Make sure your filesystem is mounted with noatime which should cut a considerable amount of writeops off your workload.
As an example of a machine that regularly handles 800mb/sec:
# uptime
11:32:27 up 11 days, 16:31, 1 user, load average: 0.43, 0.85, 0.82
# free
total used free shared buffers cached
Mem: 8180796 7127000 1053796 0 1152 2397336
-/+ buffers/cache: 4728512 3452284
Swap: 8297568 237940 8059628
Quadcore Xeon:
Intel(R) Xeon(R) CPU X3430 @ 2.40GHz
$ ./bw.pl xxx.xxx 2010-09-01 2010-09-30
bw: 174042.60gb
average 543mb/sec, peaks at 810mb/sec
=== START OF INFORMATION SECTION === Model Family: Seagate Barracuda
7200.12 family Device Model: ST3500418AS Serial Number: 6VM89L1N
Firmware Version: CC38 User Capacity:
500,107,862,016 bytes
Linux 2.6.36-rc5 (xxxxxx) 10/04/2010 _x86_64_ (4 CPU)

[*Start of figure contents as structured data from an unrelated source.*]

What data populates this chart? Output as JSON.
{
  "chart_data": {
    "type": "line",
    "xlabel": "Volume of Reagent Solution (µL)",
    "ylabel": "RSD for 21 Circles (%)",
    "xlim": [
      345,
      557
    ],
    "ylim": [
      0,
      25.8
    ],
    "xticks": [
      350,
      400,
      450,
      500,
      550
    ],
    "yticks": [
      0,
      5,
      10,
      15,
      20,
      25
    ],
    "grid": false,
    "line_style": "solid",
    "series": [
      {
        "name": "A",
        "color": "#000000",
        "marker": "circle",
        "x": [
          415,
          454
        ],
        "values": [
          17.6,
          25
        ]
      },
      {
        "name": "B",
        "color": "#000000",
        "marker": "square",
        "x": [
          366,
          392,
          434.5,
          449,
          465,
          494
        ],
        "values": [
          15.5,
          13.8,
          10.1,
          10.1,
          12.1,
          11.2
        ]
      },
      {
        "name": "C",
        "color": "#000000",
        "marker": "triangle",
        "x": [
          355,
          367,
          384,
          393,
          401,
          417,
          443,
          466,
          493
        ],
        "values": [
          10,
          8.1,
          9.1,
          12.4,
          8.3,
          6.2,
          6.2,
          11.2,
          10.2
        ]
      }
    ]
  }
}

avg-cpu: %user %nice %system %iowait %steal %idle
4.33 0.00 2.40 5.94 0.00 87.33
Device: tps Blk_read/s Blk_wrtn/s Blk_read Blk_wrtn
sda 109.61 19020.67 337.28 19047438731 337754190
avg-cpu: %user %nice %system %iowait %steal %idle
8.09 0.00 3.40 10.26 0.00 78.25
Device: tps Blk_read/s Blk_wrtn/s Blk_read Blk_wrtn
sda 138.52 21199.60 490.02 106210 2455
avg-cpu: %user %nice %system %iowait %steal %idle
3.74 0.00 3.25 9.01 0.00 84.00
Device: tps Blk_read/s Blk_wrtn/s Blk_read Blk_wrtn
sda 125.00 21691.20 139.20 108456 696
avg-cpu: %user %nice %system %iowait %steal %idle
4.75 0.00 3.12 14.02 0.00 78.11
Device: tps Blk_read/s Blk_wrtn/s Blk_read Blk_wrtn
sda 154.69 19532.14 261.28 97856 1309
avg-cpu: %user %nice %system %iowait %steal %idle
6.81 0.00 3.36 9.48 0.00 80.36
Device: tps Blk_read/s Blk_wrtn/s Blk_read Blk_wrtn
sda 112.80 17635.20 309.00 88176 1545
MRTG:
http://imgur.com/KYGp6.png
Dataset:
# du -sh ads
211.0G ads
# ls|wc -l
679075
Solution 2:
Your. Discs. Suck. Point.
Try getting a lot more and a lot faster discs. SAS comes nicely here, as doe Velociraptors.
That said, the best would be getting... a SSD.
Your discs probably do around 200 IOPS each. With SAS you can get that up to around 450, with Velocidaptors to about 300. A high end SSD can get you... 50.000 (no joke - I really mean 5 0 0 0 0 0 0) IOPS.
Make the math ;) A single SSD, no RAID, would be about 62 times as fast as your Raid 10 ;)
Solution 3:
We're serving about 600 Mbps off of a server with SSDs on the backend, and nginx+varnish on the front. The actual processor is a little Intel Atom; we've got four of them behind a LB doing 600 Mbits/sec each (using DSR). Perhaps not appropriate for every situation, but it's been perfect for our use case.